Buddy was a good dog. I guess that’s the ultimate compliment for a dog. However cruel it may sound, I’d been praying for him to die for a while. Almost every night when I would go to bed, I’d pet him on the head and ask God to please not let him wake up. I begged God to not make me have to put him down. But things went from bad to worse over the past few weeks and watching him live made me cry more than thinking of him dead.
He was the most beautiful, flaming red, tail-less corgi I’ve ever seen and I’ve looked at quite a few.
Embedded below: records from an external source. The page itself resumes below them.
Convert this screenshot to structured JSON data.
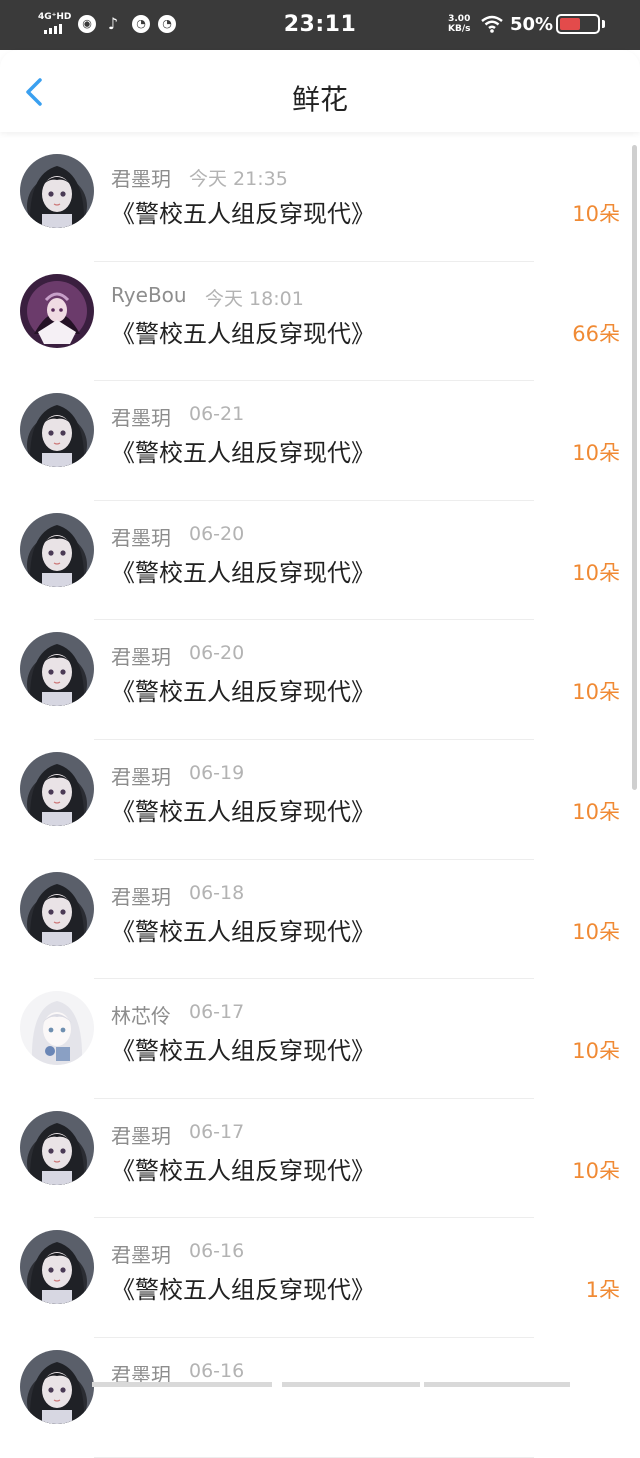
{
  "status_bar": {
    "network": "4G⁺HD",
    "time": "23:11",
    "speed_value": "3.00",
    "speed_unit": "KB/s",
    "battery": "50%"
  },
  "header": {
    "title": "鲜花",
    "back_icon": "chevron-left-icon"
  },
  "colors": {
    "accent_blue": "#3aa0f0",
    "count_orange": "#f08a34",
    "status_bg": "#3a3a3a"
  },
  "list": [
    {
      "user": "君墨玥",
      "time": "今天 21:35",
      "book": "《警校五人组反穿现代》",
      "count": "10朵",
      "avatar": "dark-hair-girl"
    },
    {
      "user": "RyeBou",
      "time": "今天 18:01",
      "book": "《警校五人组反穿现代》",
      "count": "66朵",
      "avatar": "purple-maid-girl"
    },
    {
      "user": "君墨玥",
      "time": "06-21",
      "book": "《警校五人组反穿现代》",
      "count": "10朵",
      "avatar": "dark-hair-girl"
    },
    {
      "user": "君墨玥",
      "time": "06-20",
      "book": "《警校五人组反穿现代》",
      "count": "10朵",
      "avatar": "dark-hair-girl"
    },
    {
      "user": "君墨玥",
      "time": "06-20",
      "book": "《警校五人组反穿现代》",
      "count": "10朵",
      "avatar": "dark-hair-girl"
    },
    {
      "user": "君墨玥",
      "time": "06-19",
      "book": "《警校五人组反穿现代》",
      "count": "10朵",
      "avatar": "dark-hair-girl"
    },
    {
      "user": "君墨玥",
      "time": "06-18",
      "book": "《警校五人组反穿现代》",
      "count": "10朵",
      "avatar": "dark-hair-girl"
    },
    {
      "user": "林芯伶",
      "time": "06-17",
      "book": "《警校五人组反穿现代》",
      "count": "10朵",
      "avatar": "white-hair-girl"
    },
    {
      "user": "君墨玥",
      "time": "06-17",
      "book": "《警校五人组反穿现代》",
      "count": "10朵",
      "avatar": "dark-hair-girl"
    },
    {
      "user": "君墨玥",
      "time": "06-16",
      "book": "《警校五人组反穿现代》",
      "count": "1朵",
      "avatar": "dark-hair-girl"
    },
    {
      "user": "君墨玥",
      "time": "06-16",
      "book": "",
      "count": "",
      "avatar": "dark-hair-girl"
    }
  ]
}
He was also part of our family. You see, since Jon and I have been a family, Buddy has been part of it. He was our engagement present to each other. Losing him is more than just losing a dear old friend. Losing him is losing an era in our lives. Losing him is acknowledging the years, events, and loss in our lives because he was there for it all.
He was waiting for us to take him on a walk when we returned from our honeymoon to our first apartment. He was a favorite with the youth when we moved to Oklahoma to be pastors. He was jealous when we brought our firstborn home. He was anxious when I was in the hospital for so long with my gallbladder out. When my cousin lived with us for a while, Buddy literally ran the pads on his paws off pulling that kid on roller blades. The best time in his life is when we moved to Hansen Farm and he could herd goats all day. He was barking at the door when Charis entered the world there. He helped us grow our children and I believe he mourned with us when we had to move to Dallas and live in an apartment. He was so patient with us. But he rejoiced when we bought our first home with his own backyard. He was midwife, with Jon, to Caedons birth when he came too fast for the midwife to get there. By the time we lost that house due to job loss, it wasn’t so hard for him in the travel trailer we lived in. As a matter of fact I think he enjoyed the consistent walks and traveling the country with us. I’ll never forget the fun he had in the New York snow or chasing love bugs in Alabama. I could tell when we moved to Oklahoma again that he was getting old. It was hard for him to get up and down the stairs. When we finally got here, to our little farm in the country, he really started to show his age, but he loved it. I could tell.
I can’t tell you how many times he barked when we laughed with friends and family. How he ran with the kids all over the yard. I couldn’t guess the gallons of tears that red coat absorbed. The comfort he gave when loved ones passed or other loss. Births, birthdays, moves, funerals, parties, home church, poker, he was there for it all.
God didn’t answer my prayer. Sometimes that just happens. We asked the vet to come out after I read something. “Can your pet do the things he loved to do?” Buddy was not a cuddly dog, he was our watchman. He loved to bark and ward off all evil. He loved to fight. He loved to run. He lived to mark his territory. He was my shadow, always the protector. He did none of that anymore. He didn’t go down without a fight though. I’m sure in his mind he just needed to make sure we were ok.
After he was gone I brushed him. He hadn’t let us do that in months because it hurt. I thought about that fiery red coat that was now a dull orange. He looked better though. I wrapped him in a Noah’s Ark blanket that had been all of our childrens’ when they were babies. He was our baby too. We buried him right out front under a tree. Eythan helped dig the grave with me and Jon.
As we stood there on the farm on this beautiful spring day I told him I was sorry. I was sorry that we had not got him here sooner. He loved this place. I was sorry we had not been better masters and I was sorry that I had to be the one to take his life, although mercifully. I told him he was a good dog. He was a really good dog.